Одним из споривших был солдат по имени Фридрих Буш, который до войны был директором школы в Дрездене. Находясь в состоянии крайнего угнетения и подавленности, он опреметчиво заявил, что сыт по горло солдатской службой во имя цели, в которую никогда не верил, и что единственное его желание — поскорее вернуться домой к жене и ребенку. Слова солдата услышал унтер-офицер, который заявил, что единственное, на что Буш еще годится и что он способен сделать для Германии, так это постараться дать себя убить в первом же бою. Разгорелся ожесточенный спор, и товарищи Буша уже начали побаиваться, как бы он не угодил под арест по обвинению в призывах к мятежу. Среди присутствовавших находился немец Эрвин Мюллер, который очень внимательно прислушивался к спору. Его жена была датчанкой, да и сам он в течение двадцати лет жил в Дании и поэтому считал себя тоже датчанином. К сожалению, он своевременно не получил датского гражданства, в результате чего сразу же после захвата Дании Германией был призван в немецкую армию. Боясь навлечь на жену, детей или проживавших в Германии родителей какие-либо неприятности, он безропотно пошел на военную службу.

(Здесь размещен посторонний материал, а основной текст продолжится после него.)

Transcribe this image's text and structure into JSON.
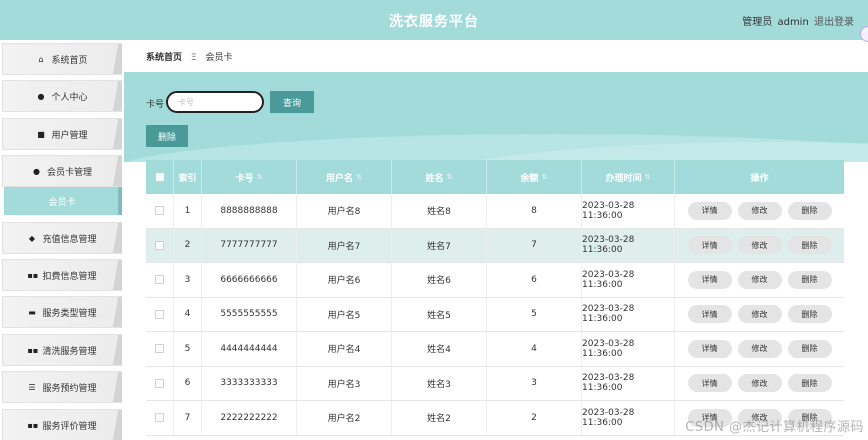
{
  "header": {
    "title": "洗衣服务平台",
    "user_role": "管理员",
    "username": "admin",
    "logout_label": "退出登录"
  },
  "sidebar": {
    "items": [
      {
        "label": "系统首页",
        "icon": "home-icon"
      },
      {
        "label": "个人中心",
        "icon": "user-icon"
      },
      {
        "label": "用户管理",
        "icon": "user-manage-icon"
      },
      {
        "label": "会员卡管理",
        "icon": "user-icon"
      },
      {
        "label": "会员卡",
        "icon": "",
        "active": true
      },
      {
        "label": "充值信息管理",
        "icon": "pin-icon"
      },
      {
        "label": "扣费信息管理",
        "icon": "grid-icon"
      },
      {
        "label": "服务类型管理",
        "icon": "monitor-icon"
      },
      {
        "label": "清洗服务管理",
        "icon": "grid-icon"
      },
      {
        "label": "服务预约管理",
        "icon": "sliders-icon"
      },
      {
        "label": "服务评价管理",
        "icon": "grid-icon"
      }
    ]
  },
  "breadcrumb": {
    "home": "系统首页",
    "separator": "Ξ",
    "current": "会员卡"
  },
  "search": {
    "label": "卡号",
    "placeholder": "卡号",
    "query_button": "查询",
    "delete_button": "删除"
  },
  "table": {
    "headers": [
      "索引",
      "卡号",
      "用户名",
      "姓名",
      "余额",
      "办理时间",
      "操作"
    ],
    "rows": [
      {
        "index": "1",
        "card": "8888888888",
        "username": "用户名8",
        "name": "姓名8",
        "balance": "8",
        "time": "2023-03-28 11:36:00"
      },
      {
        "index": "2",
        "card": "7777777777",
        "username": "用户名7",
        "name": "姓名7",
        "balance": "7",
        "time": "2023-03-28 11:36:00"
      },
      {
        "index": "3",
        "card": "6666666666",
        "username": "用户名6",
        "name": "姓名6",
        "balance": "6",
        "time": "2023-03-28 11:36:00"
      },
      {
        "index": "4",
        "card": "5555555555",
        "username": "用户名5",
        "name": "姓名5",
        "balance": "5",
        "time": "2023-03-28 11:36:00"
      },
      {
        "index": "5",
        "card": "4444444444",
        "username": "用户名4",
        "name": "姓名4",
        "balance": "4",
        "time": "2023-03-28 11:36:00"
      },
      {
        "index": "6",
        "card": "3333333333",
        "username": "用户名3",
        "name": "姓名3",
        "balance": "3",
        "time": "2023-03-28 11:36:00"
      },
      {
        "index": "7",
        "card": "2222222222",
        "username": "用户名2",
        "name": "姓名2",
        "balance": "2",
        "time": "2023-03-28 11:36:00"
      }
    ],
    "actions": {
      "detail": "详情",
      "edit": "修改",
      "delete": "删除"
    }
  },
  "watermark": "CSDN @杰记计算机程序源码",
  "colors": {
    "accent": "#a3dbdb",
    "button": "#4a9a9a",
    "row_highlight": "#ddeeed"
  }
}
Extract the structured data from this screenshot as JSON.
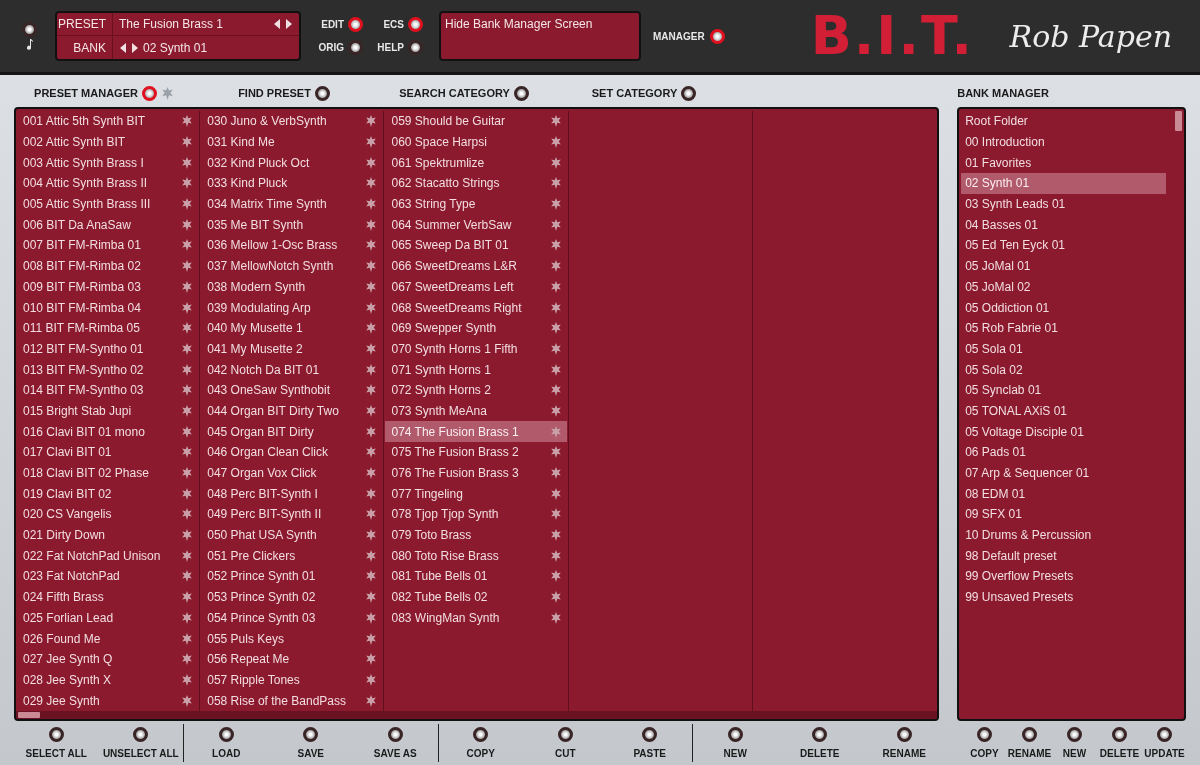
{
  "header": {
    "preset_label": "PRESET",
    "preset_name": "The Fusion Brass 1",
    "bank_label": "BANK",
    "bank_name": "02 Synth 01",
    "toggles": [
      {
        "label": "EDIT",
        "on": true
      },
      {
        "label": "ORIG",
        "on": false
      },
      {
        "label": "ECS",
        "on": true
      },
      {
        "label": "HELP",
        "on": false
      }
    ],
    "info_text": "Hide Bank Manager Screen",
    "manager": {
      "label": "MANAGER",
      "on": true
    },
    "logo": "B.I.T.",
    "brand": "Rob Papen"
  },
  "sections": [
    {
      "label": "PRESET MANAGER",
      "on": true,
      "star": true
    },
    {
      "label": "FIND PRESET",
      "on": false,
      "star": false
    },
    {
      "label": "SEARCH CATEGORY",
      "on": false,
      "star": false
    },
    {
      "label": "SET CATEGORY",
      "on": false,
      "star": false
    }
  ],
  "bank_manager_title": "BANK MANAGER",
  "preset_columns": [
    [
      {
        "label": "001 Attic 5th Synth BIT",
        "selected": false
      },
      {
        "label": "002 Attic Synth BIT",
        "selected": false
      },
      {
        "label": "003 Attic Synth Brass I",
        "selected": false
      },
      {
        "label": "004 Attic Synth Brass II",
        "selected": false
      },
      {
        "label": "005 Attic Synth Brass III",
        "selected": false
      },
      {
        "label": "006 BIT Da AnaSaw",
        "selected": false
      },
      {
        "label": "007 BIT FM-Rimba 01",
        "selected": false
      },
      {
        "label": "008 BIT FM-Rimba 02",
        "selected": false
      },
      {
        "label": "009 BIT FM-Rimba 03",
        "selected": false
      },
      {
        "label": "010 BIT FM-Rimba 04",
        "selected": false
      },
      {
        "label": "011 BIT FM-Rimba 05",
        "selected": false
      },
      {
        "label": "012 BIT FM-Syntho 01",
        "selected": false
      },
      {
        "label": "013 BIT FM-Syntho 02",
        "selected": false
      },
      {
        "label": "014 BIT FM-Syntho 03",
        "selected": false
      },
      {
        "label": "015 Bright Stab Jupi",
        "selected": false
      },
      {
        "label": "016 Clavi BIT 01 mono",
        "selected": false
      },
      {
        "label": "017 Clavi BIT 01",
        "selected": false
      },
      {
        "label": "018 Clavi BIT 02 Phase",
        "selected": false
      },
      {
        "label": "019 Clavi BIT 02",
        "selected": false
      },
      {
        "label": "020 CS Vangelis",
        "selected": false
      },
      {
        "label": "021 Dirty Down",
        "selected": false
      },
      {
        "label": "022 Fat NotchPad Unison",
        "selected": false
      },
      {
        "label": "023 Fat NotchPad",
        "selected": false
      },
      {
        "label": "024 Fifth Brass",
        "selected": false
      },
      {
        "label": "025 Forlian Lead",
        "selected": false
      },
      {
        "label": "026 Found Me",
        "selected": false
      },
      {
        "label": "027 Jee Synth Q",
        "selected": false
      },
      {
        "label": "028 Jee Synth X",
        "selected": false
      },
      {
        "label": "029 Jee Synth",
        "selected": false
      }
    ],
    [
      {
        "label": "030 Juno & VerbSynth",
        "selected": false
      },
      {
        "label": "031 Kind Me",
        "selected": false
      },
      {
        "label": "032 Kind Pluck Oct",
        "selected": false
      },
      {
        "label": "033 Kind Pluck",
        "selected": false
      },
      {
        "label": "034 Matrix Time Synth",
        "selected": false
      },
      {
        "label": "035 Me BIT Synth",
        "selected": false
      },
      {
        "label": "036 Mellow 1-Osc Brass",
        "selected": false
      },
      {
        "label": "037 MellowNotch Synth",
        "selected": false
      },
      {
        "label": "038 Modern Synth",
        "selected": false
      },
      {
        "label": "039 Modulating Arp",
        "selected": false
      },
      {
        "label": "040 My Musette 1",
        "selected": false
      },
      {
        "label": "041 My Musette 2",
        "selected": false
      },
      {
        "label": "042 Notch Da BIT 01",
        "selected": false
      },
      {
        "label": "043 OneSaw Synthobit",
        "selected": false
      },
      {
        "label": "044 Organ BIT Dirty Two",
        "selected": false
      },
      {
        "label": "045 Organ BIT Dirty",
        "selected": false
      },
      {
        "label": "046 Organ Clean Click",
        "selected": false
      },
      {
        "label": "047 Organ Vox Click",
        "selected": false
      },
      {
        "label": "048 Perc BIT-Synth I",
        "selected": false
      },
      {
        "label": "049 Perc BIT-Synth II",
        "selected": false
      },
      {
        "label": "050 Phat USA Synth",
        "selected": false
      },
      {
        "label": "051 Pre Clickers",
        "selected": false
      },
      {
        "label": "052 Prince Synth 01",
        "selected": false
      },
      {
        "label": "053 Prince Synth 02",
        "selected": false
      },
      {
        "label": "054 Prince Synth 03",
        "selected": false
      },
      {
        "label": "055 Puls Keys",
        "selected": false
      },
      {
        "label": "056 Repeat Me",
        "selected": false
      },
      {
        "label": "057 Ripple Tones",
        "selected": false
      },
      {
        "label": "058 Rise of the BandPass",
        "selected": false
      }
    ],
    [
      {
        "label": "059 Should be Guitar",
        "selected": false
      },
      {
        "label": "060 Space Harpsi",
        "selected": false
      },
      {
        "label": "061 Spektrumlize",
        "selected": false
      },
      {
        "label": "062 Stacatto Strings",
        "selected": false
      },
      {
        "label": "063 String Type",
        "selected": false
      },
      {
        "label": "064 Summer VerbSaw",
        "selected": false
      },
      {
        "label": "065 Sweep Da BIT 01",
        "selected": false
      },
      {
        "label": "066 SweetDreams L&R",
        "selected": false
      },
      {
        "label": "067 SweetDreams Left",
        "selected": false
      },
      {
        "label": "068 SweetDreams Right",
        "selected": false
      },
      {
        "label": "069 Swepper Synth",
        "selected": false
      },
      {
        "label": "070 Synth Horns 1 Fifth",
        "selected": false
      },
      {
        "label": "071 Synth Horns 1",
        "selected": false
      },
      {
        "label": "072 Synth Horns 2",
        "selected": false
      },
      {
        "label": "073 Synth MeAna",
        "selected": false
      },
      {
        "label": "074 The Fusion Brass 1",
        "selected": true
      },
      {
        "label": "075 The Fusion Brass 2",
        "selected": false
      },
      {
        "label": "076 The Fusion Brass 3",
        "selected": false
      },
      {
        "label": "077 Tingeling",
        "selected": false
      },
      {
        "label": "078 Tjop Tjop Synth",
        "selected": false
      },
      {
        "label": "079 Toto Brass",
        "selected": false
      },
      {
        "label": "080 Toto Rise Brass",
        "selected": false
      },
      {
        "label": "081 Tube Bells 01",
        "selected": false
      },
      {
        "label": "082 Tube Bells 02",
        "selected": false
      },
      {
        "label": "083 WingMan Synth",
        "selected": false
      }
    ]
  ],
  "banks": [
    {
      "label": "Root Folder",
      "selected": false
    },
    {
      "label": "00 Introduction",
      "selected": false
    },
    {
      "label": "01 Favorites",
      "selected": false
    },
    {
      "label": "02 Synth 01",
      "selected": true
    },
    {
      "label": "03 Synth Leads 01",
      "selected": false
    },
    {
      "label": "04 Basses 01",
      "selected": false
    },
    {
      "label": "05 Ed Ten Eyck 01",
      "selected": false
    },
    {
      "label": "05 JoMal 01",
      "selected": false
    },
    {
      "label": "05 JoMal 02",
      "selected": false
    },
    {
      "label": "05 Oddiction 01",
      "selected": false
    },
    {
      "label": "05 Rob Fabrie 01",
      "selected": false
    },
    {
      "label": "05 Sola 01",
      "selected": false
    },
    {
      "label": "05 Sola 02",
      "selected": false
    },
    {
      "label": "05 Synclab 01",
      "selected": false
    },
    {
      "label": "05 TONAL AXiS 01",
      "selected": false
    },
    {
      "label": "05 Voltage Disciple 01",
      "selected": false
    },
    {
      "label": "06 Pads 01",
      "selected": false
    },
    {
      "label": "07 Arp & Sequencer 01",
      "selected": false
    },
    {
      "label": "08 EDM 01",
      "selected": false
    },
    {
      "label": "09 SFX 01",
      "selected": false
    },
    {
      "label": "10 Drums & Percussion",
      "selected": false
    },
    {
      "label": "98 Default preset",
      "selected": false
    },
    {
      "label": "99 Overflow Presets",
      "selected": false
    },
    {
      "label": "99 Unsaved Presets",
      "selected": false
    }
  ],
  "preset_actions": [
    [
      "SELECT ALL",
      "UNSELECT ALL"
    ],
    [
      "LOAD",
      "SAVE",
      "SAVE AS"
    ],
    [
      "COPY",
      "CUT",
      "PASTE"
    ],
    [
      "NEW",
      "DELETE",
      "RENAME"
    ]
  ],
  "bank_actions": [
    "COPY",
    "RENAME",
    "NEW",
    "DELETE",
    "UPDATE"
  ]
}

Мюллер в душе соглашался с Фридрихом Бушем, но считал, что тот напрасно рискует, открыто заявляя о своих настроениях. Уходя из дому, Мюллер обещал своей жене вернуться домой целым и невредимым, и его единственная забота теперь состояла в том, чтобы выполнить свое обещание. Он давно уже тщательно продумал, как вести себя: надо будет держаться подальше от всякой опасности и тщательно скрывать свои мысли от всех, кроме надежных друзей. Если дело дойдет до боя, то следует драться, но только в том случае, если это будет необходимо для спасения жизни. Если же выгоднее окажется сдаться в плен, то этим нужно будет обязательно воспользоваться. Он считал, что драться ему все-таки придется, так как, по всем расчетам, дивизии предстояло встретиться с парашютистами, а солдатам разъяснили, что американские и английские парашютисты пленных не берут. Что же касается того, чтобы воевать за нацистскую Германию, то подобной мысли у Мюллера даже и не возникало.
Когда во второй раз был дан сигнал воздушной тревоги, Мюллер почувствовал некоторое облегчение за судьбу Буша. Отделение выбежало, чтобы занять свои посты, и он слышал, как Буш напоследок бросил унтер-офицеру: «Надеюсь, мы еще увидимся с тобой в бою. Посмотрим, кто из нас раньше получит пулю».
Заняв свои места в окопах и блиндажах, солдаты взвода начали обсуждать, будет ли это обычный налет или же за ним еще что-нибудь последует. Им показалось, что на этот раз в воздухе было слишком много самолетов и что некоторые из них подавали какие-то световые сигналы. Вскоре после полуночи взвод получил приказ быстро построиться на дороге и направиться к деревне Азвиль. Приказ удивил их, но в то же время и несколько успокоил. Дело в том, что во время учений солдаты всегда носили в своих подсумках и магазинах только холостые патроны, а боевые находились у них в ранцах. Поэтому они не без основания считали, что смогут точно узнать о начале боевых действий, когда им прикажут перезарядить оружие боевыми патронами. Однако в эту ночь такого приказа не последовало, и поэтому они двинулись в путь, уверенные в том, что вся эта суматоха есть не что иное, как очередная, надоевшая всем учебная тревога. Но когда на окраине деревни Азвиль взвод был обстрелян со стороны кладбища, то никто уже не сомневался в том, что по ним ведет огонь противник.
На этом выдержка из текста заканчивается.